Il silenzio dei giusti
Oltre che di un esercito forte, lo stato di Israele, questa enclave occidentale conficcata nella umma islamica, novecento chilometri di confine terrestri senza baluardi, ha sempre avuto bisogno della solidarietà internazionale. Non può esistere come stato-guarnigione senza l’affetto della società civile occidentale che ogni tanto si mobilita per esso. In Italia è successo, grazie al Foglio, per ben tre volte negli ultimi anni. E’ successo nel 2002, quando venne indetto un Israel Day al ghetto di Roma durante le stragi di kamikaze nei ristoranti e negli alberghi israeliani. E’ successo nel 2005, quando Mahmoud Ahmadinejad minacciò di cancellare Israele dalla faccia della terra e chiamammo a raccolta molta gente di fronte all’ambasciata iraniana a Roma. E’ successo nel 2014, durante l’estate dei missili lanciati da Hamas sulle città ebraiche, con la manifestazione in Lungotevere Sanzio, a favore di ebrei e cristiani minacciati dall’islamismo in armi. Ma più in generale, c’è stata sempre una generosa risposta a favore di Israele da quasi tutte le parti culturali e politiche della scena pubblica italiana. Nel 1967 Donna De Gasperi raccoglieva sangue e soldi da inviare a Israele sotto assedio.
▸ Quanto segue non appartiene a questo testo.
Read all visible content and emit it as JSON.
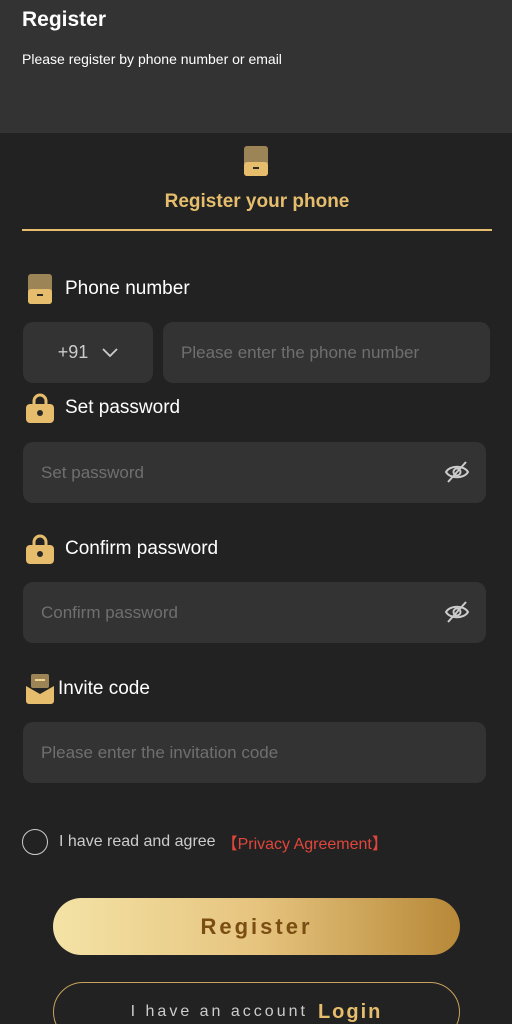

Non stavolta. Non adesso che l’Iran ha ottenuto un percorso nucleare e mentre i suoi ayatollah (vedi Rafsanjani sul Foglio) continuano a minacciare di annichilire Israele.
Non parliamo soltanto di riempire le piazze, ma di vedere e sentire sui giornali e in televisione voci a favore di Israele, delle sue ansie e delle sue ragioni. Si tratta di sentire, qua e là, oltre alla facile commozione obamiana, anche che Israele ha diritto di esistere e che non è uno scherzo da accogliere con indulgenza o indifferenza la minaccia iraniana e islamica di espungerlo dalla famiglia delle nazioni. E’ questo il bello della testimonianza a favore del diritto di Israele a esistere: che non può essere connotata da strumentalità o spirito di partigianeria e di vantaggio politico particolare. Piccolo come territorio, grande come popolo, dove gli ebrei sono approdati con un carico pesante di tragedia e con una luce umana di speranza, Israele è quella che in America si chiama “a non partisan issue”. E’ quella che Carlo Casalegno, in uno dei suoi articoli che fecero tanto innervosire i sinistri benpensanti, definiva una “battaglia civile”. Invece oggi sembra che per tanti giornalisti, uomini di lettere e uomini politici, commentatori dei giornali e della televisione, sia molto più comodo restarsene in perfetta sintonia con le emozioni e le ragioni più rassicuranti dell’opinione pubblica internazionale, che gongola di fronte a questo deal. Inneggiare alla grande glasnost con la Rivoluzione islamica e dimenticarsi di Israele, tornato nuovamente Davide.